4.5 Modeling in STAN

The code presents the implementation of a multinomial logistic response area model using the programming language STAN. In this model, it is assumed that the response variable in each domain follows a multinomial distribution. The parameters governing the relationship between the predictor variables and the response variable are assumed to be different in each domain and are modeled as random effects.

The functions section defines an auxiliary function called pred_theta(), used to predict the values of the response variable in the unobserved domains. The data section contains the model’s input variables, including the number of domains, the number of response variable categories, direct estimates of the response variable in each domain, observed covariates in each domain, and covariates corresponding to the unobserved domains.

The parameters section defines the model’s unknown parameters, including the beta parameter matrix, containing coefficients relating covariates to the response variable in each category. Standard deviations of the random effects are also included.

The transformed parameters section defines the theta parameter vector, containing the probabilities of belonging to each category of the response variable in each domain. Random effects are used to adjust the values of theta in each domain.

The model section defines the model structure and includes prior distributions for the unknown parameters. Particularly, a normal distribution is used for the coefficients of the beta matrix.

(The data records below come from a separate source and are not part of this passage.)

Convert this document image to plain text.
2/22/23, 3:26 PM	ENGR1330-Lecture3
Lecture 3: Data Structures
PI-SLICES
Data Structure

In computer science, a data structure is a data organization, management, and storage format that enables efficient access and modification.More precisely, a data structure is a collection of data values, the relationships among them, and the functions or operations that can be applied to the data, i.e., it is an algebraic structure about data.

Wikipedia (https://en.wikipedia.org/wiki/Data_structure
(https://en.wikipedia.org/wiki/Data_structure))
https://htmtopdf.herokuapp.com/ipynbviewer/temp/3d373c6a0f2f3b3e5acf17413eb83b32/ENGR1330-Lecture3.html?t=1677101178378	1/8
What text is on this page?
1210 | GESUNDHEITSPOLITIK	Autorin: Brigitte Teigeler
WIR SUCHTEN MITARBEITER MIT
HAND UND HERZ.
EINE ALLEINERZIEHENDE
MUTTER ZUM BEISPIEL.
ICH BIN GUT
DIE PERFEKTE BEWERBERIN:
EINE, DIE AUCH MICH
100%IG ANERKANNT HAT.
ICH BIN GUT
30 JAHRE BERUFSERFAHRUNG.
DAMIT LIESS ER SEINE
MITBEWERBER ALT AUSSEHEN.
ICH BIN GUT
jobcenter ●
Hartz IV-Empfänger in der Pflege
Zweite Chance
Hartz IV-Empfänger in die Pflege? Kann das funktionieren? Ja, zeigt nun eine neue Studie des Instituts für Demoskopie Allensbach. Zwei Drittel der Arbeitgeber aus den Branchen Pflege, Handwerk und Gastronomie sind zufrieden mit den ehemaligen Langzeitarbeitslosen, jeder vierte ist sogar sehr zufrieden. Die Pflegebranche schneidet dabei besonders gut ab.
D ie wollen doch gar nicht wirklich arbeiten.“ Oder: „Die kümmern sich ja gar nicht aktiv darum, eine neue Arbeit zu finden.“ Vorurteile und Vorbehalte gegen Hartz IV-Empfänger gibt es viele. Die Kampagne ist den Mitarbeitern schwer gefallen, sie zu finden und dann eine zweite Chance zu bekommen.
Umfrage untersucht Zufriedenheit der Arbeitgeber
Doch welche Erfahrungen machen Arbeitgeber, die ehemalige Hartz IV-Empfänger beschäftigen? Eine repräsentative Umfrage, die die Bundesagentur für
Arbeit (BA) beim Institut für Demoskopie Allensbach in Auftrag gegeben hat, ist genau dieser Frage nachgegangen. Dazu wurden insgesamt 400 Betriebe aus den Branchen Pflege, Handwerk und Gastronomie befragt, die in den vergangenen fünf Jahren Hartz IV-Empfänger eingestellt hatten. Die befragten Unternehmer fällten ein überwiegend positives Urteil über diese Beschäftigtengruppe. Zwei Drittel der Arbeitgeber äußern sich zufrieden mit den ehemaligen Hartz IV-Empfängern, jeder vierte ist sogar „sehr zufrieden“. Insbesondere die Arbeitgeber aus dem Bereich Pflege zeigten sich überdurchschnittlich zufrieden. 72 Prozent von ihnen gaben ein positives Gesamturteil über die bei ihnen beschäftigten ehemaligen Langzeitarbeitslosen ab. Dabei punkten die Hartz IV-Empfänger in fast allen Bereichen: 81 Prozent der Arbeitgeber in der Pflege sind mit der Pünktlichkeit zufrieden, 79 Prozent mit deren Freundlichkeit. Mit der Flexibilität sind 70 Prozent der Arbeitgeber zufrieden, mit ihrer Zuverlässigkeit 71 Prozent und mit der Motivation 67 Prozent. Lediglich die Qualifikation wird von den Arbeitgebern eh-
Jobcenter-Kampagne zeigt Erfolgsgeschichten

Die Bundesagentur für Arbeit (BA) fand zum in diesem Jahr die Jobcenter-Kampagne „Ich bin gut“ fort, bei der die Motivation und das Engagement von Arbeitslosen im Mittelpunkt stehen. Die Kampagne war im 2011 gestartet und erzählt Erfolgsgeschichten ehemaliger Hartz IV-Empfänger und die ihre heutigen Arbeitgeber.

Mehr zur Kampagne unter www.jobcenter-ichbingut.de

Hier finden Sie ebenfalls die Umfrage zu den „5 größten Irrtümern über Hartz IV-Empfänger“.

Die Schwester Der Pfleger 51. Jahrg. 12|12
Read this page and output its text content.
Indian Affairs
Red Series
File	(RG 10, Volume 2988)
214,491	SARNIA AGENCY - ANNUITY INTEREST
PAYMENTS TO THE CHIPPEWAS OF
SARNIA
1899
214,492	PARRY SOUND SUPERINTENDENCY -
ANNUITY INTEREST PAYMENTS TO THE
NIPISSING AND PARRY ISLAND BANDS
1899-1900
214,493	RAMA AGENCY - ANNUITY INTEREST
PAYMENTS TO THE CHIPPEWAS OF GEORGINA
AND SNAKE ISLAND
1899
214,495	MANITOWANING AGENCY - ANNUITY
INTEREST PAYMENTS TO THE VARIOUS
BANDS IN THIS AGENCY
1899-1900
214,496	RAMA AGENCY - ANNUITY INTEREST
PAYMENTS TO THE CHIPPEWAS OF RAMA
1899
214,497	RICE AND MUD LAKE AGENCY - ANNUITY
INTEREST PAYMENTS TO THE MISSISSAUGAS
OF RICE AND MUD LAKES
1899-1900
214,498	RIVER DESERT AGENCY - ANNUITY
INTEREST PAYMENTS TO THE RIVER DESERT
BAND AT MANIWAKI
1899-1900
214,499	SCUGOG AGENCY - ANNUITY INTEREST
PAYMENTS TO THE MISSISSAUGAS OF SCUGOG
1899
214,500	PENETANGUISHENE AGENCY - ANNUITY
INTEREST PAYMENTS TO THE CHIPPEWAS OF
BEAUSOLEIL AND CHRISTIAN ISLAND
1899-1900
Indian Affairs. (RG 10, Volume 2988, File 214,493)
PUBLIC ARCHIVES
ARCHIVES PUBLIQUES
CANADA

Finally, it calculates the likelihood function of the multinomial distribution for the direct estimates of the response variable in each domain.

The generated quantities section is used to compute predictions of the response variable in the unobserved domains using the previously defined auxiliary function.

functions {
  matrix pred_theta(matrix Xp, int p, matrix beta){
  int D1 = rows(Xp);
  real num1[D1, p];
  real den1[D1];
  matrix[D1,p] theta_p;
  matrix[D1,p] tasa_pred;
  
  for(d in 1:D1){
    num1[d, 1] = 1;
    num1[d, 2] = exp(Xp[d, ] * beta[1, ]' ) ;
    num1[d, 3] = exp(Xp[d, ] * beta[2, ]' ) ;
    
    den1[d] = sum(num1[d, ]);
  }
  
  for(d in 1:D1){
    for(i in 2:p){
    theta_p[d, i] = num1[d, i]/den1[d];
    }
    theta_p[d, 1] = 1/den1[d];
   }

for(d in 1:D1){
    tasa_pred[d, 1] = theta_p[d,2]/(theta_p[d,1] + theta_p[d,2]);// TD
    tasa_pred[d, 2] = theta_p[d,1];                              // TO
    tasa_pred[d, 3] = theta_p[d,1] + theta_p[d,2];               // TP
    }

  return tasa_pred  ;
  }
  
}

data {
  int<lower=1> D; // número de dominios 
  int<lower=1> P; // categorías
  int<lower=1> K; // cantidad de regresores
  int hat_y[D, P]; // matriz de datos
  matrix[D, K] X_obs; // matriz de covariables
  int<lower=1> D1; // número de dominios 
  matrix[D1, K] X_pred; // matriz de covariables
}
  

parameters {
  matrix[P-1, K] beta;// matriz de parámetros 
  vector<lower=0>[P-1] sigma_u;       // random effects standard deviations
  // declare L_u to be the Choleski factor of a 2x2 correlation matrix
  cholesky_factor_corr[P-1] L_u;
  matrix[P-1, D] z_u;                  
}

transformed parameters {
  simplex[P] theta[D];// vector de parámetros;
  real num[D, P];
  real den[D];
  matrix[D,P] tasa_obs;
  // this transform random effects so that they have the correlation
  // matrix specified by the correlation matrix above
  matrix[P-1, D] u; // random effect matrix
  u = diag_pre_multiply(sigma_u, L_u) * z_u;
  
  for(d in 1:D){
    num[d, 1] = 1;
    num[d, 2] = exp(X_obs[d, ] * beta[1, ]' + u[1, d]) ;
    num[d, 3] = exp(X_obs[d, ] * beta[2, ]' + u[2, d]) ;
    
    den[d] = sum(num[d, ]);
  }
  
  for(d in 1:D){
    for(p in 2:P){
    theta[d, p] = num[d, p]/den[d];
    }
    theta[d, 1] = 1/den[d];
  }
  
  for(d in 1:D){
    tasa_obs[d, 1] = theta[d,2]/(theta[d,1] + theta[d,2]);// TD
    tasa_obs[d, 2] = theta[d,1];                                // TO
    tasa_obs[d, 3] = theta[d,1] + theta[d,2];               // TP
    }

}

model {
  L_u ~ lkj_corr_cholesky(1); // LKJ prior for the correlation matrix
  to_vector(z_u) ~ normal(0, 10000);
  // sigma_u ~ cauchy(0, 50);
  sigma_u ~ inv_gamma(0.0001, 0.0001);
  
  for(p in 2:P){
    for(k in 1:K){
      beta[p-1, k] ~ normal(0, 10000);
    }
    }
  
  for(d in 1:D){
    target += multinomial_lpmf(hat_y[d, ] | theta[d, ]); 
  }
}

  
generated quantities {
  matrix[D1,P] tasa_pred;
  matrix[2, 2] Omega;
  Omega = L_u * L_u'; // so that it return the correlation matrix
  
 tasa_pred = pred_theta(X_pred, P, beta);
}